Livres carolins (IV:12): Que ce concile ne peut en aucune manière être mis sur un pied d’égalité avec le concile de Nicée, bien qu’il se soit tenu dans le même lieu, comme l’aurait affirmé imprudemment le prêtre Jean
Ce nouveau chapitre des livres carolins développe trois idées:
A) Au delà des apparences (homonymie) le second concile de Nicée trahit le premier et ouvre la porte à l'innovation en ajoutant un dogme (le culte des images) à la foi de toujours (celle du Credo).
Cette première considération était suivie d'une laborieuse interprétation sur le nombre de pères présents à chacun de ces conciles (318 à Nicée I; une douzaine de moins pour Nicée II. Il nous a semblé que ce long développement n'était d'aucune utilité dans la dispute et nous l'avons par conséquent retranché).
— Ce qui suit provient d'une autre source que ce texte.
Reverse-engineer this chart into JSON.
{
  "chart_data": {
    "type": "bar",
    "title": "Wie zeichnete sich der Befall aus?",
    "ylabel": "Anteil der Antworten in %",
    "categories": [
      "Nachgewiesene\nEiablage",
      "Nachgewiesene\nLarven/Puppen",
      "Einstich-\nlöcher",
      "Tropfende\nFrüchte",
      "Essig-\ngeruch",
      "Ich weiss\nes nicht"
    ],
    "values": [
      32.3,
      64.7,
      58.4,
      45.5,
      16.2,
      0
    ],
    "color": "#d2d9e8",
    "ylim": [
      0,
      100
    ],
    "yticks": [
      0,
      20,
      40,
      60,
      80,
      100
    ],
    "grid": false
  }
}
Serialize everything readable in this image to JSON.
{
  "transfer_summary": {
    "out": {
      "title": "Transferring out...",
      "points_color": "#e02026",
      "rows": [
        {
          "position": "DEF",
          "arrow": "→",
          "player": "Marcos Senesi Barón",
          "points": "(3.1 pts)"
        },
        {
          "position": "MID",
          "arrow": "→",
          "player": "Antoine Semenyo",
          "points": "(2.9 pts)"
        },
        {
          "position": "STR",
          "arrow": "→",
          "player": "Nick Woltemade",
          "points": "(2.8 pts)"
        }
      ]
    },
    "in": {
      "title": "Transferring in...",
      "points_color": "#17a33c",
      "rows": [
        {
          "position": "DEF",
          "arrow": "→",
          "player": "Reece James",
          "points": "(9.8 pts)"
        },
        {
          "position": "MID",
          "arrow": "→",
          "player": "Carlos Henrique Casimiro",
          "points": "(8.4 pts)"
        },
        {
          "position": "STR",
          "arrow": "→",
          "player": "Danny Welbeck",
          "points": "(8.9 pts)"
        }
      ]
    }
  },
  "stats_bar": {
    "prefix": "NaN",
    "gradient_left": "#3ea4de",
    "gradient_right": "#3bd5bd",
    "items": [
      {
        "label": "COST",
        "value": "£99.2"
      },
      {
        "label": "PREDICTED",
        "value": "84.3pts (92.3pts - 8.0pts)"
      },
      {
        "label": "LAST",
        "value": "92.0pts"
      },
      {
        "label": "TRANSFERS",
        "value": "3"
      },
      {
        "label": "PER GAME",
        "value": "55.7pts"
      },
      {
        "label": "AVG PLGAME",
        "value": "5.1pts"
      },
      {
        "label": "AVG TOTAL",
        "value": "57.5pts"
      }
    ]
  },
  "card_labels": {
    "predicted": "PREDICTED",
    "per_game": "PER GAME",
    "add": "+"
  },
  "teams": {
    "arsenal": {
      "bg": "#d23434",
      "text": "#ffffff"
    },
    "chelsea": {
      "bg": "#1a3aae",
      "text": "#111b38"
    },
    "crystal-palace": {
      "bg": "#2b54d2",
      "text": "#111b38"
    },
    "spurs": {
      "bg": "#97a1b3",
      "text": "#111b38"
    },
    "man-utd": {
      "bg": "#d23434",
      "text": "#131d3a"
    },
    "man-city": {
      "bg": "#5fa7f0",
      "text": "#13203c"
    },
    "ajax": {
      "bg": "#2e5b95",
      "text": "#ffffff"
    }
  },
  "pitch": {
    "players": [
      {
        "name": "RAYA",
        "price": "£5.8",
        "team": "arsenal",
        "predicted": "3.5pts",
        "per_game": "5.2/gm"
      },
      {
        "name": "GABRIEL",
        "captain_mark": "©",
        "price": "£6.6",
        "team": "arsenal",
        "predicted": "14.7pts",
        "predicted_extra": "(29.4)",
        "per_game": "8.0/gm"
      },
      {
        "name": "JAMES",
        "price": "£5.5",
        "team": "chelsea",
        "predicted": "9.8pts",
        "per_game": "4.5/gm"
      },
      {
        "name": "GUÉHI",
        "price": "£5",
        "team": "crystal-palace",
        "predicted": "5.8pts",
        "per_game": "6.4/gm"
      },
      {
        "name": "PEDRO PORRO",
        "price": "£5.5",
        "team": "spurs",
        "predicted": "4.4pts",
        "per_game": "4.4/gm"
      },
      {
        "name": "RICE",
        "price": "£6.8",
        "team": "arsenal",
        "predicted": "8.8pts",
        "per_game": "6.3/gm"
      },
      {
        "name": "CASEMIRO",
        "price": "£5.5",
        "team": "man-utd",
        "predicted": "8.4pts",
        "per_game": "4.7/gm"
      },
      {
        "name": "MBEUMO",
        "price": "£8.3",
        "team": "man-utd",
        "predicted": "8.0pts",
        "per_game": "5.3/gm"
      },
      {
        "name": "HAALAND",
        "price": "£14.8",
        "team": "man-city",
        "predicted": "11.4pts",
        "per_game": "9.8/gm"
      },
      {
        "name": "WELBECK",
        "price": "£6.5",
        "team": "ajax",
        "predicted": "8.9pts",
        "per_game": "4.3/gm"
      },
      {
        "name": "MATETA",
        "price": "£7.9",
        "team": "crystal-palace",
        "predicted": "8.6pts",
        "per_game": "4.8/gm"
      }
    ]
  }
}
B) Que des doctrines et des pratiques sacrilèges peuvent être soutenues même depuis les lieux les plus saints - de sorte qu'on ne doit pas s'attacher superstitieusement au prestige de tel ou tel endroit.
Il y avait pareillement, dans ce chapitre relativement long, une répétition des exemples de lieux, de sorte que nous en avons abrégé une partie.
C) Que seuls les six premiers conciles œcuméniques sont reçus par l’Église d'Occident et que leur doctrine suffit au Salut des croyants.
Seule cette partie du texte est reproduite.